Investors and traders sold off the 2-month Treasury bill, pushing the corresponding rate up 29.5 basis points to 4.834% from Thursday’s close of 4.539%, based on 3 p.m. Eastern time data from Tradeweb. Yields rise whenever the underlying maturity sells off, and the size of Friday’s move points to rising nervousness that the government may run out of money in June.
Treasury bills are the epicenter of the financial market’s debt-ceiling concerns because of the possibility that the government could default on its short-term obligations.
A meeting scheduled to take place on Friday between President Joe Biden and congressional leaders was postponed until next week, though the delay was couched as a “positive development” by one source. And on Friday, Yellen told Bloomberg Television that “we have to default on some obligation” if Congress fails to lift the $31.4 trillion statutory borrowing limit, “whether it’s Treasurys or payments to Social Security recipients.”

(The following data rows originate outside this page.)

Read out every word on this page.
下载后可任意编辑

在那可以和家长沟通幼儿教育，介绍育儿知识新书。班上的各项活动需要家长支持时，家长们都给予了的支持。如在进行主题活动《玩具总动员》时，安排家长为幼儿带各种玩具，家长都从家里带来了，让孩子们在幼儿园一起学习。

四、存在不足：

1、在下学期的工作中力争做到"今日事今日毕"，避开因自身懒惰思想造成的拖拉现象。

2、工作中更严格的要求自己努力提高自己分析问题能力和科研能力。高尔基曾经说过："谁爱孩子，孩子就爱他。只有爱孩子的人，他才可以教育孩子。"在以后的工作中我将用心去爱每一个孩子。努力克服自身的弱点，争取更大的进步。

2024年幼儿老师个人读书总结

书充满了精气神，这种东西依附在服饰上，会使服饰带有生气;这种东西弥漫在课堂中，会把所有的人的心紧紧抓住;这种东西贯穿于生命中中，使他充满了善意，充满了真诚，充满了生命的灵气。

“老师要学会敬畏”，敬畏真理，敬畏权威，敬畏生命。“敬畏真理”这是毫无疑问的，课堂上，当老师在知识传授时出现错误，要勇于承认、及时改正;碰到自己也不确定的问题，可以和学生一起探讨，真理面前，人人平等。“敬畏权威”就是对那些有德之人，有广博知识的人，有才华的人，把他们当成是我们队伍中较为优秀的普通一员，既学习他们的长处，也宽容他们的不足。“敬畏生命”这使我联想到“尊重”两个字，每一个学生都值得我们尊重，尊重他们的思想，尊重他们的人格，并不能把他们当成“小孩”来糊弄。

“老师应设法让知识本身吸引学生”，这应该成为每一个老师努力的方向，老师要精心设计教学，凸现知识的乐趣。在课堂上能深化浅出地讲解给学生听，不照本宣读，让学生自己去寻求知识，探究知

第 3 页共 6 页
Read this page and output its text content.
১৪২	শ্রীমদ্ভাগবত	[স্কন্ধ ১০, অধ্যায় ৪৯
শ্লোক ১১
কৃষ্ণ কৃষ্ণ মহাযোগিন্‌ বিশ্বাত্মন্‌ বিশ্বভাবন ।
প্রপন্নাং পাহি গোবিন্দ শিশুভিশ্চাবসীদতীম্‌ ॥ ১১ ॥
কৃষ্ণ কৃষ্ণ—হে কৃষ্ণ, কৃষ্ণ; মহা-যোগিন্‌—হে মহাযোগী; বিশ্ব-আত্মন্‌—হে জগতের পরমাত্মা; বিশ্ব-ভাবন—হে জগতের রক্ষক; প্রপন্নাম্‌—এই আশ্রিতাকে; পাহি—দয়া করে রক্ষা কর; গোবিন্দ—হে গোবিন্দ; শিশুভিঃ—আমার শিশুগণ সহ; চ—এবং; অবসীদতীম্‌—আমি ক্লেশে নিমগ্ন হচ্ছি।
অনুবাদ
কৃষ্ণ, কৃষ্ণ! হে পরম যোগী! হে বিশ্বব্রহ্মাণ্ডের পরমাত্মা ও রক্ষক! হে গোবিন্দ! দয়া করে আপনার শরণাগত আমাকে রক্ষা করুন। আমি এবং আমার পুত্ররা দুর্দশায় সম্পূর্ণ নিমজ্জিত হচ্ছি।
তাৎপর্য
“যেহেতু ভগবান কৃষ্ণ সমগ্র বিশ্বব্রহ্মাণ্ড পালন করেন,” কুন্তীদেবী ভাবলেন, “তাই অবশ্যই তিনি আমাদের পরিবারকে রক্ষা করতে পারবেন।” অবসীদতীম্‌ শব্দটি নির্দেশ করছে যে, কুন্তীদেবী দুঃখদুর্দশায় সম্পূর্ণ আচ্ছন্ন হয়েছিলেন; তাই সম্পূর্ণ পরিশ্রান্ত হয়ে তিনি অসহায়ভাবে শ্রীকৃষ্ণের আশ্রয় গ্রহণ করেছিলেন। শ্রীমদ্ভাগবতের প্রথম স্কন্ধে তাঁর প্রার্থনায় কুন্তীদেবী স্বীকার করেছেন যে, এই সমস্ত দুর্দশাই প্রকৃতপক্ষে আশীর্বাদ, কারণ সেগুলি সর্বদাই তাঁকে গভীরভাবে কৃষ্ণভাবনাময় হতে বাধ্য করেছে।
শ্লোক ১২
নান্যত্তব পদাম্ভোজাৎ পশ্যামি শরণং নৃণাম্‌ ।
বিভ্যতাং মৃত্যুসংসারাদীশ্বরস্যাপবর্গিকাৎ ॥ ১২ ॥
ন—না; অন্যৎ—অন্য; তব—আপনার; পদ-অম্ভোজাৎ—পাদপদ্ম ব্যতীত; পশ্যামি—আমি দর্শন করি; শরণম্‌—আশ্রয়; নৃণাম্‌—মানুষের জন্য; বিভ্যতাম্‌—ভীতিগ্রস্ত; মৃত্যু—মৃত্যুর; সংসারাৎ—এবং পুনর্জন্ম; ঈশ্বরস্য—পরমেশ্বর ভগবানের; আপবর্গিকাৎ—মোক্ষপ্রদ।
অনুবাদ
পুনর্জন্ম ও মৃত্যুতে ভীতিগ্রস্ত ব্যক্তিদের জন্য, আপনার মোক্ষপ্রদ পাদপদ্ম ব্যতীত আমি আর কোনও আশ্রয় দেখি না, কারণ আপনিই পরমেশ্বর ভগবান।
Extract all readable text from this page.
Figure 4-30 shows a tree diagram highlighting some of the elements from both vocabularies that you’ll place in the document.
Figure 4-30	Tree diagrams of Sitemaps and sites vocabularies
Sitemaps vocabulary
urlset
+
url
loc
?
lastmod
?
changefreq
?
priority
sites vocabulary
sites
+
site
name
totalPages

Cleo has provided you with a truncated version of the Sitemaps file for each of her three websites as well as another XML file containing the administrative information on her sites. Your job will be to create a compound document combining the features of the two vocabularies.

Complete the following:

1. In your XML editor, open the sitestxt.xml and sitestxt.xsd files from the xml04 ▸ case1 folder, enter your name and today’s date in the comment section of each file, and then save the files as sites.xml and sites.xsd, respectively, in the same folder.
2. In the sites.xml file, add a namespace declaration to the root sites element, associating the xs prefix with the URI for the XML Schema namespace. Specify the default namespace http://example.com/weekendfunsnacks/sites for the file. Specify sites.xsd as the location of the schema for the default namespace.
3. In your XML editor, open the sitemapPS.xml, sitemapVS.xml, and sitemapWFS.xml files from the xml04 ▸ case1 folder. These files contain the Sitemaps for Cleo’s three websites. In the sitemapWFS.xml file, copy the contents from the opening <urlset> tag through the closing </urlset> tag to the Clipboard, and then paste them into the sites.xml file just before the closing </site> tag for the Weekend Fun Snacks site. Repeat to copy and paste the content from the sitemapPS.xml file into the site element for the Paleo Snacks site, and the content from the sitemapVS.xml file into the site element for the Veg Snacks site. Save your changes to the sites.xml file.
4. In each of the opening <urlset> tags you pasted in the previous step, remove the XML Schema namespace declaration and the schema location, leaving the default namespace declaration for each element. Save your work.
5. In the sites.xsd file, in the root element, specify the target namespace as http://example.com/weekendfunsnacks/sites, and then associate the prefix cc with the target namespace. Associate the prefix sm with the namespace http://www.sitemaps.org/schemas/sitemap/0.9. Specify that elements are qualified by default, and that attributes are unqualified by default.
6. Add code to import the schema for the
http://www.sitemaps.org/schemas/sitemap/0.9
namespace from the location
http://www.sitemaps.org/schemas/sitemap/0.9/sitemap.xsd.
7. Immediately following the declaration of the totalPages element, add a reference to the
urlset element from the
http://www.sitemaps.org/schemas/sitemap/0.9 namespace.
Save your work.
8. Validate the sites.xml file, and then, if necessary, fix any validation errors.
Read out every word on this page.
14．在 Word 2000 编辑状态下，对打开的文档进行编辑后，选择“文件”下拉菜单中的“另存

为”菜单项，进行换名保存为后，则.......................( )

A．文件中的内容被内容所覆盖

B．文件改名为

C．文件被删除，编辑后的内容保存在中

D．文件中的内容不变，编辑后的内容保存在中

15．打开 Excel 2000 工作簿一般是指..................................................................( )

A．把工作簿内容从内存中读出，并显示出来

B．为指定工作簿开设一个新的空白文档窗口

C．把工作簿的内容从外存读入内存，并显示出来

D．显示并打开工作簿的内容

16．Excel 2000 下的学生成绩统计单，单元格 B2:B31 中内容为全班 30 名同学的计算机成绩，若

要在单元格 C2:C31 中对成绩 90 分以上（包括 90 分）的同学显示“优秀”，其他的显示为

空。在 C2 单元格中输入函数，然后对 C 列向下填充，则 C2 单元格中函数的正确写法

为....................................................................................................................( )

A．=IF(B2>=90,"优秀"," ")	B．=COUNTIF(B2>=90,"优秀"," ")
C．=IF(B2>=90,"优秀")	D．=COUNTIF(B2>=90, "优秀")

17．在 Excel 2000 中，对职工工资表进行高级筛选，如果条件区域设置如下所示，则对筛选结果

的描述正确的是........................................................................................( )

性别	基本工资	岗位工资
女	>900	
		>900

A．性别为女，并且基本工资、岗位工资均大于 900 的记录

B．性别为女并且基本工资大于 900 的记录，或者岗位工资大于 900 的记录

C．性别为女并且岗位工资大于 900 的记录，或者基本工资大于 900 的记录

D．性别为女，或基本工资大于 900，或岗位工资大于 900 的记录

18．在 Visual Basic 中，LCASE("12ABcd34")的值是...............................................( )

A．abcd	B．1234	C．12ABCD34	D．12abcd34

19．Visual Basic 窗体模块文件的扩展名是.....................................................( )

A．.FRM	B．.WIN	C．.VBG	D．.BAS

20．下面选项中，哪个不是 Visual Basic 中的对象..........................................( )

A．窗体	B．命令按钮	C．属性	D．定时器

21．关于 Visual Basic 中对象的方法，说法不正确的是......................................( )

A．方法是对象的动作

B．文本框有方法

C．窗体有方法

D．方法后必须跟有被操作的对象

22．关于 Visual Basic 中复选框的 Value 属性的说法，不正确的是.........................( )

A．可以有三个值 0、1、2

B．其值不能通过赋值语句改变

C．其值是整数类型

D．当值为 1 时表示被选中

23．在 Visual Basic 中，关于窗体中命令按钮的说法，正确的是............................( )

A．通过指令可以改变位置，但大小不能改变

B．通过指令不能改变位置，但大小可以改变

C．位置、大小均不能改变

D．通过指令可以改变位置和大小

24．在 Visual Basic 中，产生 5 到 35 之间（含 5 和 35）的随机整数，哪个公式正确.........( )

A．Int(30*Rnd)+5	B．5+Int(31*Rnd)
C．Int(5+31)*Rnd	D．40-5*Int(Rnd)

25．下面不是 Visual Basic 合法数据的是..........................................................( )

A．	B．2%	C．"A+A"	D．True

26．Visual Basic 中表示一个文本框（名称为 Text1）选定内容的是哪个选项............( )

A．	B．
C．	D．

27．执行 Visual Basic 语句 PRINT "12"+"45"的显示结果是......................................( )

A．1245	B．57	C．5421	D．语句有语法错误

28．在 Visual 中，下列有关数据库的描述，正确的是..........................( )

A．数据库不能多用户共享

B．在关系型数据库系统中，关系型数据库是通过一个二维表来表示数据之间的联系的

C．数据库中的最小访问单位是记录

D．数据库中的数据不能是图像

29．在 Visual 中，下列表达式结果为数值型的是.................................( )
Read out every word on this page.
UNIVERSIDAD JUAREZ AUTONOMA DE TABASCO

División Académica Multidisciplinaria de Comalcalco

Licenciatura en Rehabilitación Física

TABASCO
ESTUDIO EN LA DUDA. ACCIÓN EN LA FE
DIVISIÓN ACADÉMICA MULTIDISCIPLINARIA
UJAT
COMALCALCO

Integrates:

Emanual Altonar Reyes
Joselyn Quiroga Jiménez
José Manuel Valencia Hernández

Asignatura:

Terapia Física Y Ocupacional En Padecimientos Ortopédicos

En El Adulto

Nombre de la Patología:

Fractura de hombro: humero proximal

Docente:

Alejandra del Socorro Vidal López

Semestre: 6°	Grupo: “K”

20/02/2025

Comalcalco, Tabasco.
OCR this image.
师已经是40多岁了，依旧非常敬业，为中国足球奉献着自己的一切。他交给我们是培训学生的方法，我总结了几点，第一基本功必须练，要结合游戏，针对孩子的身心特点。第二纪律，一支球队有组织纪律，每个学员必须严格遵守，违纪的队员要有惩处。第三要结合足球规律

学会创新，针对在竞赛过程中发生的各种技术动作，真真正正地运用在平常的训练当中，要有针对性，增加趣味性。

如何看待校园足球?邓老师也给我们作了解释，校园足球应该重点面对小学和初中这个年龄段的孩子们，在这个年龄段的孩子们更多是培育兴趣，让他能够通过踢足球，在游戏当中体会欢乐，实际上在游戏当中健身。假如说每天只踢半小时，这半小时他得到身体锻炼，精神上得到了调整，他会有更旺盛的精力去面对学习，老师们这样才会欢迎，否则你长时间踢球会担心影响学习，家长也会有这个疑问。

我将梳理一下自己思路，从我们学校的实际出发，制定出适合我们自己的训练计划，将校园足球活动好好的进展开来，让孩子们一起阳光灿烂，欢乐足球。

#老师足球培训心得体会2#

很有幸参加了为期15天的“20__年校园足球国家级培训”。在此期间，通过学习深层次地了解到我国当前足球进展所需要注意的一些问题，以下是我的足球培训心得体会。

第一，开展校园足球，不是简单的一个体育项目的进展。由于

Sentiment behind the volatility in the two-month bill has swung from one extreme to another in just a matter of days. On Thursday, investors and traders were still operating under the assumption that a debt-ceiling resolution could eventually be reached, leading to greater demand for the short-dated bill and sending its yield down almost half a percentage point to its lowest level since March.
Friday’s reversal reflects “nervous selling on the fear that these bills won’t get paid out if the debt ceiling doesn’t get resolved,” said Tom di Galoma, managing director and co-head of global rates trading for global financial services firm BTIG.
“Yesterday, there was hope that the debt ceiling would get resolved,” he said via phone. “Now, it looks like that could at least be delayed or go down to the wire. My opinion is that it will get resolved. I don’t think the U.S. government will default and these things are always decided at the last minute. That’s probably what’s going to happen this time.”
On Friday, the nonpartisan Congressional Budget Office provided an update, saying there’s a significant risk that the government will no longer be able to pay all of its obligations “at some point in the first two weeks of June” unless the federal borrowing limit is raised. That’s in line with Yellen’s June 1 forecast for the so-called X-date, when the Treasury department may be unable to satisfy all obligations.
Debt-ceiling nervousness hasn’t yet spilled over into the broader Treasury market, where other yields were relatively more contained on Friday, or the stock market, where all three major U.S. indexes
finished with losses for the day after a weak consumer-sentiment reading revived recession fears.
“Hardly anyone thinks a default is a good idea because it would cause a panic and would be a lose-lose for Republicans and Democrats alike,” said Eric Diton, the Boca Raton, Fla.-based president and managing director at The Wealth Alliance, which oversees $1.6 billion in managed and brokerage assets.